ISTANBUL • Turkish President Recep Tayyip Erdogan yesterday faced growing criticism from the European Union over an "unacceptable" crackdown that has seen tens of thousands of people detained or sacked. But at home, Mr Erdogan basked in the support of jubilant crowds who took to the streets of Istanbul overnight.

Huge numbers were again expected to fill city squares yesterday to celebrate Mr Erdogan's victory over the rebels, whose botched coup last Friday with troops, tanks and fighter jets claimed 265 lives.

There has been growing global alarm over the extent of legal retribution following the failed coup, with some 50,000 alleged sympathisers in state offices losing their jobs and more than 10,000 suspects detained.

The Turkish leader has fired back at critics of the government actions, telling France's Foreign Minister Jean-Marc Ayrault - who had warned Mr Erdogan not to use the failed coup as carte blanche to silence his opponents - to "mind his own business".

"If he wants a lesson in democracy, he can very easily get a lesson in democracy from us," Mr Erdogan told Al-Jazeera.

Mr Erdogan has indicated that the death penalty may need to be brought back, citing frequent demands from ordinary citizens at political rallies after the failed coup.

TWO BAD OUTCOMES

Society has been forced to choose between a coup and an undemocratic government.

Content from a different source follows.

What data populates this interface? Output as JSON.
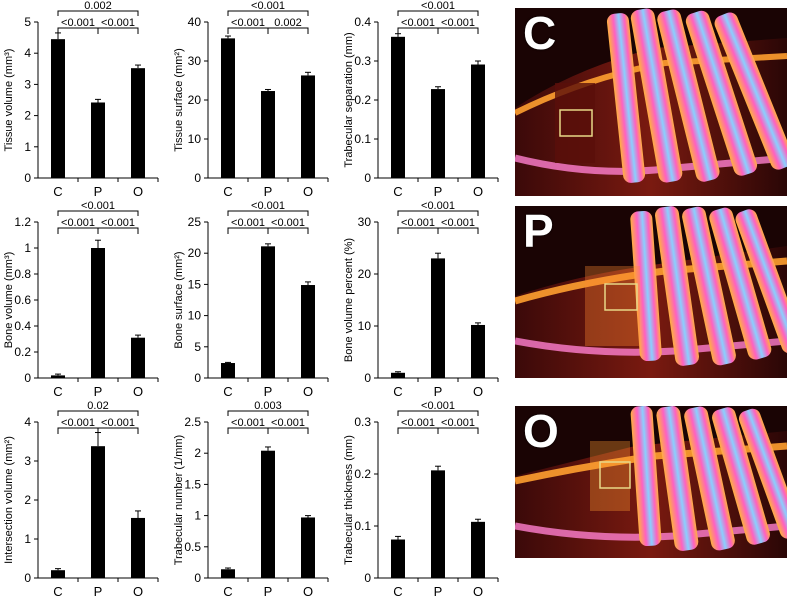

PEOPLES' DEMOCRATIC PARTY, on Mr Erdogan's recent crackdowns.

EU officials have said that bringing back the death penalty would effectively put an end to Turkey's bid to join the bloc.

The President has said July 15, the day of the failed coup attempt, would in future be marked as the "Remembrance Day of the Martyrs". On Thursday, thousands of Mr Erdogan's supporters - many carrying lit torches and waving the national flag - streamed across the Bosphorus bridge that was one of the key battlegrounds.

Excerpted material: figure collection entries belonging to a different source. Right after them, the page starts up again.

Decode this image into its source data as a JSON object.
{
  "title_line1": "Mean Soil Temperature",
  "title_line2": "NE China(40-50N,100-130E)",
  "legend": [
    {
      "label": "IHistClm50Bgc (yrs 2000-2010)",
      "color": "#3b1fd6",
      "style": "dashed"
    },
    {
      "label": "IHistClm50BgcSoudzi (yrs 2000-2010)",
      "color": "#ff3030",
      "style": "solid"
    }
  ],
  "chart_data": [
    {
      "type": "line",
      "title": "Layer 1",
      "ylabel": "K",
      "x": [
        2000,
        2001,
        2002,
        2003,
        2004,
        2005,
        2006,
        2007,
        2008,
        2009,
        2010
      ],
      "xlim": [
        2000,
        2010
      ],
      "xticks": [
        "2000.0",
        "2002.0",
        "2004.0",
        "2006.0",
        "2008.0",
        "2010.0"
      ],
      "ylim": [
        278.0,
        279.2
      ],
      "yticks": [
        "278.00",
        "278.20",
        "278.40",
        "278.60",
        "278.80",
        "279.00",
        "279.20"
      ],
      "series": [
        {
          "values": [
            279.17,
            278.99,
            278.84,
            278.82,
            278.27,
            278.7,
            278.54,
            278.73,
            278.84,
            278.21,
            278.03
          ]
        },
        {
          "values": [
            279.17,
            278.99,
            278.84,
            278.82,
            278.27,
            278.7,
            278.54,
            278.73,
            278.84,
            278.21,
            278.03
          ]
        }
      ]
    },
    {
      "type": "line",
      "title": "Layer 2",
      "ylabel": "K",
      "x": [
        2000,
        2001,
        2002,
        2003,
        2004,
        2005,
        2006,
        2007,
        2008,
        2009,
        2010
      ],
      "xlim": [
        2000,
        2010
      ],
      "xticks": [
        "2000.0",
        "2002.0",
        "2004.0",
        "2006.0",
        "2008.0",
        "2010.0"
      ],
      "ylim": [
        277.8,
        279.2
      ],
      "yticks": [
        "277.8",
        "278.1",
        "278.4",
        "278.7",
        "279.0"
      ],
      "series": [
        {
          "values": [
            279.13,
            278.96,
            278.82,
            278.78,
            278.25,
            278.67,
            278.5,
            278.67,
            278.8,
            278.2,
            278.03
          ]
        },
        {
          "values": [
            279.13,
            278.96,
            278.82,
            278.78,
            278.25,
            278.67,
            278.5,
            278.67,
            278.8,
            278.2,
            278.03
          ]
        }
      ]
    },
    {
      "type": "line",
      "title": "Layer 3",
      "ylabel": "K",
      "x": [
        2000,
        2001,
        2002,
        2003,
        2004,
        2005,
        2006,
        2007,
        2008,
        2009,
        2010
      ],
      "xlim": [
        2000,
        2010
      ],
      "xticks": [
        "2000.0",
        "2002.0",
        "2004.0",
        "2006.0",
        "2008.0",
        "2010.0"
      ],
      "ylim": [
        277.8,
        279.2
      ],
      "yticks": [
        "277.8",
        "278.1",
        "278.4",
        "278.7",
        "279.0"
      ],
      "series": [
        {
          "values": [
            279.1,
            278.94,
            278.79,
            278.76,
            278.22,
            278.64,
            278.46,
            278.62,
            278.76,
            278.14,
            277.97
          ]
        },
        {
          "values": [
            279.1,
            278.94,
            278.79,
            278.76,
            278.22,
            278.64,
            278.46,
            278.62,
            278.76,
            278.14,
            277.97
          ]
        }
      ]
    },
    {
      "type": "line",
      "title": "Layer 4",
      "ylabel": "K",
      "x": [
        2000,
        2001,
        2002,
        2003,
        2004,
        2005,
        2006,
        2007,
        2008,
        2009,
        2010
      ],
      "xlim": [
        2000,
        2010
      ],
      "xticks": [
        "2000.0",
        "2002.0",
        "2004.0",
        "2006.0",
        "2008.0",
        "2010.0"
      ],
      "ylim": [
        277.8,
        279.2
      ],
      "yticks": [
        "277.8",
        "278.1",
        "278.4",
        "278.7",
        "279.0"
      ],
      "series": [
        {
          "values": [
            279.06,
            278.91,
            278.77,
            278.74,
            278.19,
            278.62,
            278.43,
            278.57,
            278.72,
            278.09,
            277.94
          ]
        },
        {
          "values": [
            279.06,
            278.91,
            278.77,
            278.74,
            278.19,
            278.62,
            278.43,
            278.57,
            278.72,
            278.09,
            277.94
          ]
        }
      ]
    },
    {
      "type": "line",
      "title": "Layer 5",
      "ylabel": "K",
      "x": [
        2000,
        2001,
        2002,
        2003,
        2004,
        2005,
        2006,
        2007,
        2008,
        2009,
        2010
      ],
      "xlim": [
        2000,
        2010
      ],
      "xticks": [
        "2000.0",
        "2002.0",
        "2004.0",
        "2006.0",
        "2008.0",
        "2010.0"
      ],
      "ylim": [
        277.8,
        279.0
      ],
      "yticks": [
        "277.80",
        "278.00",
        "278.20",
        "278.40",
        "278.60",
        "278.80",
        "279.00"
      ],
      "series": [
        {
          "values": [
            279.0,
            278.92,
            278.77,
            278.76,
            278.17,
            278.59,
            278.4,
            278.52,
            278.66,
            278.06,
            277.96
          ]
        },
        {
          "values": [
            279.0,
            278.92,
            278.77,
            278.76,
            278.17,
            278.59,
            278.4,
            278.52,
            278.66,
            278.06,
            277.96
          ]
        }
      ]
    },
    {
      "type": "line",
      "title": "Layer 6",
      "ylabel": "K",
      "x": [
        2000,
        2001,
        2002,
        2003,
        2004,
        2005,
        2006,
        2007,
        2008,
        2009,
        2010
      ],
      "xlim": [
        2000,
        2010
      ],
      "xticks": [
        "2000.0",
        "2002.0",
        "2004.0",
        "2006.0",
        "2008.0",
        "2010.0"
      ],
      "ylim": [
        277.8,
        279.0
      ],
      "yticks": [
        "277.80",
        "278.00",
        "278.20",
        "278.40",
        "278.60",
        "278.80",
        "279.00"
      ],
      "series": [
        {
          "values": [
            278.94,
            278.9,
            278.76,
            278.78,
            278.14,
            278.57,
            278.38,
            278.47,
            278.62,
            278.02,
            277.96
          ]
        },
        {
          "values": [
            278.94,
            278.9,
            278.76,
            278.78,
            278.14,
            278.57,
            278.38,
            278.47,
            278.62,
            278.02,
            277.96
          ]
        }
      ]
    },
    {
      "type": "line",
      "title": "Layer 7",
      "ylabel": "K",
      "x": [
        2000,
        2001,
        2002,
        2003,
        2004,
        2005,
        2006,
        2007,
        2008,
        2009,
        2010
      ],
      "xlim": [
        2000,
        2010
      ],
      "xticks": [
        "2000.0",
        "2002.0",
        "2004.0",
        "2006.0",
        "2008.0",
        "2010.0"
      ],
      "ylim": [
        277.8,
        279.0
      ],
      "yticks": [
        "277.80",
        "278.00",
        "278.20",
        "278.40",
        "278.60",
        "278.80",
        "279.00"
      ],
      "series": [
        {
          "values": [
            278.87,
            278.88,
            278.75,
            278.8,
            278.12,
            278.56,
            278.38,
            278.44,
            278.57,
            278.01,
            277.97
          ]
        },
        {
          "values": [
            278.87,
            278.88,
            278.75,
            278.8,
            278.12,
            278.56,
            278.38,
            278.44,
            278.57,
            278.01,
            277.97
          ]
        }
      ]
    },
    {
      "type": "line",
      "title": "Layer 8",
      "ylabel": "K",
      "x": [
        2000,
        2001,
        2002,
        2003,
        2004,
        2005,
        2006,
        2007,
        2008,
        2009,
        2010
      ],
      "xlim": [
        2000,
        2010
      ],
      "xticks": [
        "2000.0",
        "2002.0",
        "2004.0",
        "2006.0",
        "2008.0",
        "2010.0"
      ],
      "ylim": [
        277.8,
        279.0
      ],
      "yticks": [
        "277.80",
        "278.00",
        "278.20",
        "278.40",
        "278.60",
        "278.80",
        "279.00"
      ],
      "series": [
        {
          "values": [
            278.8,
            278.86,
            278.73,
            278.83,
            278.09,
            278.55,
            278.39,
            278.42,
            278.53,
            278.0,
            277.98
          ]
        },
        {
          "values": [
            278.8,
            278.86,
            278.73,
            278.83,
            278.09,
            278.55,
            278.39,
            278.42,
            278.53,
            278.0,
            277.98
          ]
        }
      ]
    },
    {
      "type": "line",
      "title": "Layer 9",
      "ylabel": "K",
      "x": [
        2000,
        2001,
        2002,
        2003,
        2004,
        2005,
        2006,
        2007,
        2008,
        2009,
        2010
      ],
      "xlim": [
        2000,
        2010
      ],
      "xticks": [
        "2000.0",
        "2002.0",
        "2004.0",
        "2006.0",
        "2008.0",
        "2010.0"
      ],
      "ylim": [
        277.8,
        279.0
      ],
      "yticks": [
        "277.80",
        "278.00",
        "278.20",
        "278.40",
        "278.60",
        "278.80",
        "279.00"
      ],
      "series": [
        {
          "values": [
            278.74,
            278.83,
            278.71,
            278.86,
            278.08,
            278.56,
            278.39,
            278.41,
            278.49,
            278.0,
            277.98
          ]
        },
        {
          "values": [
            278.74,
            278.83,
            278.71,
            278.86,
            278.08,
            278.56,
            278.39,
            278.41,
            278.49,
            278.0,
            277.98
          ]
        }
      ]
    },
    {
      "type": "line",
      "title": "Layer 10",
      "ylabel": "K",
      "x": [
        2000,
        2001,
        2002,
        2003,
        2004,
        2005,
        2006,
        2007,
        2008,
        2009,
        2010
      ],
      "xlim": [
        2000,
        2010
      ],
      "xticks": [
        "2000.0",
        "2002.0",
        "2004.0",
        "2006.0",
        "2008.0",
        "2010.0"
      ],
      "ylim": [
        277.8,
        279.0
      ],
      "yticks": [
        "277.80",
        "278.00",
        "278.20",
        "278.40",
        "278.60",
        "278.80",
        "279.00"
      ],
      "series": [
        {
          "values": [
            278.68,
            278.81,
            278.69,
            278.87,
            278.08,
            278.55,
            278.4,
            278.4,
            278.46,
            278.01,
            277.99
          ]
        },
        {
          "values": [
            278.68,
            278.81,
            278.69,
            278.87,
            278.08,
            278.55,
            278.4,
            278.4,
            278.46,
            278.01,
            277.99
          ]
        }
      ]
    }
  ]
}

Flocking to the landmark where Turkish citizens stood up to the mutineers, they brandished signs, such as, "Our flag, our nation," and denounced the man Mr Erdogan blames for the coup plot - US-based cleric Fethullah Gulen, 75.

Turkish Foreign Minister Mevlut Cavusoglu said yesterday the United States does not need to take years to extradite Mr Gulen.

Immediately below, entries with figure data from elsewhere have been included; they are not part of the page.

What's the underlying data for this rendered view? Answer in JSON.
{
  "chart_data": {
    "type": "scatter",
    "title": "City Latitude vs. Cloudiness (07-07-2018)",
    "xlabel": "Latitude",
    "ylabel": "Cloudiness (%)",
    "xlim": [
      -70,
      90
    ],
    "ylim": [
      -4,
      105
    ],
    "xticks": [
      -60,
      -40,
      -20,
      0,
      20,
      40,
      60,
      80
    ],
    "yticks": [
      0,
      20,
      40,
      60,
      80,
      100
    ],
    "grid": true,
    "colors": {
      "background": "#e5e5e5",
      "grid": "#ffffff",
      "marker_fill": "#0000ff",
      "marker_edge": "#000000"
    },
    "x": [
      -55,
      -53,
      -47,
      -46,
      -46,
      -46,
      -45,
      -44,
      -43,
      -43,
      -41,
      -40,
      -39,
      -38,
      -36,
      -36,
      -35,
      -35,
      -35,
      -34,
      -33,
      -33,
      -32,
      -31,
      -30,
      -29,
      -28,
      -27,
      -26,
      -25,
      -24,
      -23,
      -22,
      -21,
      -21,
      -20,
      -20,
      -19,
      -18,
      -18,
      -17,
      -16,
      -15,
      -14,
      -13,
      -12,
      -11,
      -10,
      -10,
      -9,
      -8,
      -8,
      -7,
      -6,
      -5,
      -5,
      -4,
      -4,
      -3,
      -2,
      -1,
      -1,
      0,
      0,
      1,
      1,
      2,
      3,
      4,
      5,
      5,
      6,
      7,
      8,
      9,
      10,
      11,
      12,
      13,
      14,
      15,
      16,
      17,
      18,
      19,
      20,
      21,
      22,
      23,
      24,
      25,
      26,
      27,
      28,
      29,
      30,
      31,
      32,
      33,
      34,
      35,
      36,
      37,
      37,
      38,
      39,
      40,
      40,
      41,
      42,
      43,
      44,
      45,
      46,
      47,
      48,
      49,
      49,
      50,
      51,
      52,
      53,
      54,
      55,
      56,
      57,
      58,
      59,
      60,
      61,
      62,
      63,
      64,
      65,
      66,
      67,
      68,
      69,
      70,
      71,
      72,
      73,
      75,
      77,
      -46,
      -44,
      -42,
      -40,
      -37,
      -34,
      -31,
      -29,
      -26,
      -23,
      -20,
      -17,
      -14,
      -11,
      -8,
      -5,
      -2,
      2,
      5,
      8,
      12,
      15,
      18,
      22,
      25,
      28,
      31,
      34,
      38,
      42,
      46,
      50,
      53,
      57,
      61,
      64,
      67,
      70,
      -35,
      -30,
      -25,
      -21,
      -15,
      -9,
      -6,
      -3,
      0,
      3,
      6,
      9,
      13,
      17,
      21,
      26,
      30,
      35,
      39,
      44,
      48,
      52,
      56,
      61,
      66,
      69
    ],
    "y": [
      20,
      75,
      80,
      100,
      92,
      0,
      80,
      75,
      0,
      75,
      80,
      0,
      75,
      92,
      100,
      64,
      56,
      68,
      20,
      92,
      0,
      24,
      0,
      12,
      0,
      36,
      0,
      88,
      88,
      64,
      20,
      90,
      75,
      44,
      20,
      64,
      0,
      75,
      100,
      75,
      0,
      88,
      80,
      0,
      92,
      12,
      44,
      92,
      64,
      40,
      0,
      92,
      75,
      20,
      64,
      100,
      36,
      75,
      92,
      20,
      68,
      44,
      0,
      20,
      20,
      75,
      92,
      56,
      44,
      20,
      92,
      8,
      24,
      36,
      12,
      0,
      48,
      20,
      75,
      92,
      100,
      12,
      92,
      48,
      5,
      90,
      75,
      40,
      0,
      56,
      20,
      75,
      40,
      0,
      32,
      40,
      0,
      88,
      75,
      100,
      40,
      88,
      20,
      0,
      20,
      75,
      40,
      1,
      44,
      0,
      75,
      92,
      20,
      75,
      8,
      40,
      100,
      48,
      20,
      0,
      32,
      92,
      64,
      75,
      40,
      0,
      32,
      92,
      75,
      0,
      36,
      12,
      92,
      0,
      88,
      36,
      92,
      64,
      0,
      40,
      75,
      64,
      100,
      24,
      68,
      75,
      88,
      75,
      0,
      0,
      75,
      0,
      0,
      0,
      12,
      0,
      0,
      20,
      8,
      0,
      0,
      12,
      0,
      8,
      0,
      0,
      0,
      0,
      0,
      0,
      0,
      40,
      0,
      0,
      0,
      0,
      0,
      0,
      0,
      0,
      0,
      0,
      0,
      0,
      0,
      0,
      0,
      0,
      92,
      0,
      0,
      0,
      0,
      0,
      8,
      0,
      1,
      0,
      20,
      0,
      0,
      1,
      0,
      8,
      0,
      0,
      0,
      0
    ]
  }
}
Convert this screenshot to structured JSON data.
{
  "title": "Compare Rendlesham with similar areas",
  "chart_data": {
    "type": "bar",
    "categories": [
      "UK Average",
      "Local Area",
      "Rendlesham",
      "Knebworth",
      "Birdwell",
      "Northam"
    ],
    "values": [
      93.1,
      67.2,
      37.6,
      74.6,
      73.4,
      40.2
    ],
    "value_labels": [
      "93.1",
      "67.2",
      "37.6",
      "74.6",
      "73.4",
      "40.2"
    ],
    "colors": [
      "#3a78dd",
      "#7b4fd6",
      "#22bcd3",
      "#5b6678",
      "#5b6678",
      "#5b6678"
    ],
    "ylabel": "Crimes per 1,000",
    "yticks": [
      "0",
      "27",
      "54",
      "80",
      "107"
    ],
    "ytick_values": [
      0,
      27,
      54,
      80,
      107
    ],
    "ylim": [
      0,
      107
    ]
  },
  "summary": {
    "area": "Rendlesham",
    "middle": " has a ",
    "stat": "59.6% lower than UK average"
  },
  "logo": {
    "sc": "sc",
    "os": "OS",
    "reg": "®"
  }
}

Washington has said Ankara must first provide clear evidence of Mr Gulen's involvement in the attempted coup and lawyers have said any extradition process could take years. "If you want to draw out the Gulen extradition issue, it can take years, but if you are decisive it can be completed in a short period," Mr Cavusoglu told state broadcaster TRT Haber.

Mr Erdogan has repeatedly rallied citizens - on TV and even with mass phone text messages - to stay on the streets in the fight against the "terrorist" followers of the spiritual leader whom he accuses of forming a secretive "parallel state".

Late on Wednesday, after a marathon meeting of his national security council, Mr Erdogan declared a three-month state of emergency - Turkey's first since 2002, the year before he first came to power as prime minister. Turkey also said it would suspend parts of the European Convention on Human Rights.

"The road to arbitrary rule, unlawful behaviour, feeding on violence, has been chosen," charged the opposition Peoples' Democratic Party. "Society has been forced to choose between a coup and an undemocratic government."